Ложится мгла на старые ступени
Шрифт:
– Антон, - сказала появившаяся на пороге мама.
– Дай дедушке поговорить с педагогом.
Антон со вздохом поднялся. Когда через полчаса мама куда-то ушла, он шагом Чингачгука подкрался к закрытой двери. За ней бушевали страсти. Говорили не о нем.
– Овсюг порождается пшеницей и овсом и сам порождает овес!
– гремел дед.
– Сосна превращается в ель, малиновка в кукушку! Неужели вы можете верить в эту чушь? Ведь вы биолог, Елена Дмитриевна, а не какой-нибудь пишущий о Лысенке Фиш ("Фиша прочел!" - поразился Антон) и понимающий - простите за плохой каламбур - не больше рыбы в сухопутных растениях и животных. Кукушка не откладывает яиц. Что за детский лепет! В учебники вошло - еще знаменитый Дженнер наблюдал ее кладки.
– Но вы не можете отрицать, - нервно говорила Дулько, - теоретическую ценность учения о наследовании
– Могу. Чистейшей воды ламаркизм - вы не хуже меня знаете, что все это давно опровергнуто.
– А новое учение о клетке Ольги Борисовны Лепешинской? А идеи Вильямса? Или вы с трудами этих ученых не знакомы?
– О Лепешинской квалифицированно как не цитолог судить не берусь, хотя чтоб клетка возникала не из клетки, а неизвестно из чего… Что же касается Вильямса - его я читал, а "Травопольную систему земледелия" даже преподавал. Там есть здравые идеи, но из нее тоже сделали панацею на все случаи жизни. Да и самое систему лысенковцы извратили. А что Вильямс пишет об урожайности? "Земля будет работать на социализм", средний урожай социалистических полей будет 100 центнеров с га - это же 600 пудов! А реально по Союзу до войны, когда он все это писал в "Правде", было 60 пудов с га - тогда еще публиковали цифры. А сейчас во многих районах - 30. Столько собирали, наверное, при Владимире Красное Солнышко, да, я думаю, и поболе!
Дед был прав. Для местного колхоза "Двенадцатая годовщина октября", где мы проработали все школьные годы, 50 пудов считалось - потолок. Антон однажды рассказал деду, как в романе "Кавалер золотой звезды" на собрании главный герой взял обязательство собрать 250 пудов с га, а какая-то председательша - 180, и ей никто не хлопал; дед очень смеялся.

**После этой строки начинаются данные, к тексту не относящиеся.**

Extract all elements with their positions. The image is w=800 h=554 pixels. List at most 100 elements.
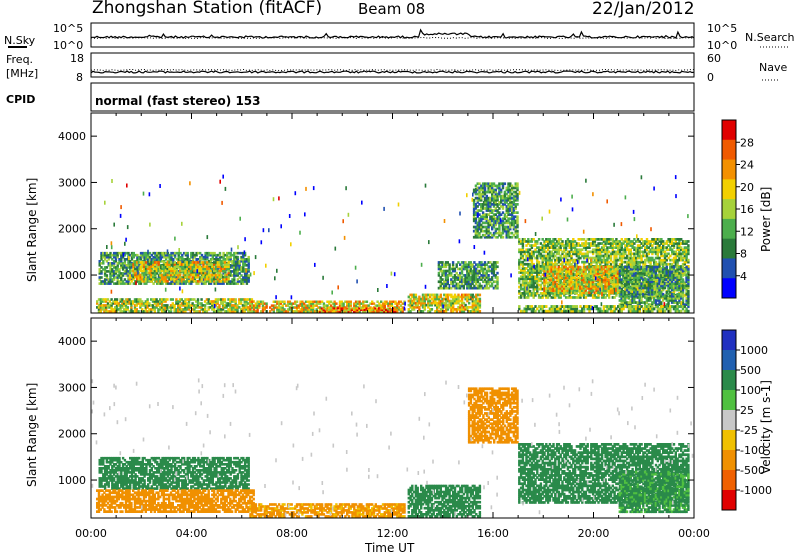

Заскрипела калитка - вернулась мама. Антон с сожаленьем открался от двери. А когда минут через двадцать кто-то ее распахнул, дед говорил о летних посевах люцерны - видимо, и эта директива Лысенко не годилась, а про люцерну дед все знал: роясь как-то в его тумбочке, Антон нашел пожелтевшую газету с дедовой статьей: "Сейте люцерну!" Жалко, он не прочитал статью, а попросить у деда было неудобно, потому что сам он про нее ничего не говорил, как и про свою статью "Пчелиное молочко" - продукт, видимо, потрясного вкуса. Учительница была уже в пальто, когда дед перешел к гнездовым посадкам деревьев - работники лесополос, не зная, что это высокая теория, отсутствие внутривидовой борьбы и просто видя, что одни саженцы угнетают другие, самостийно такие посадки разреживали.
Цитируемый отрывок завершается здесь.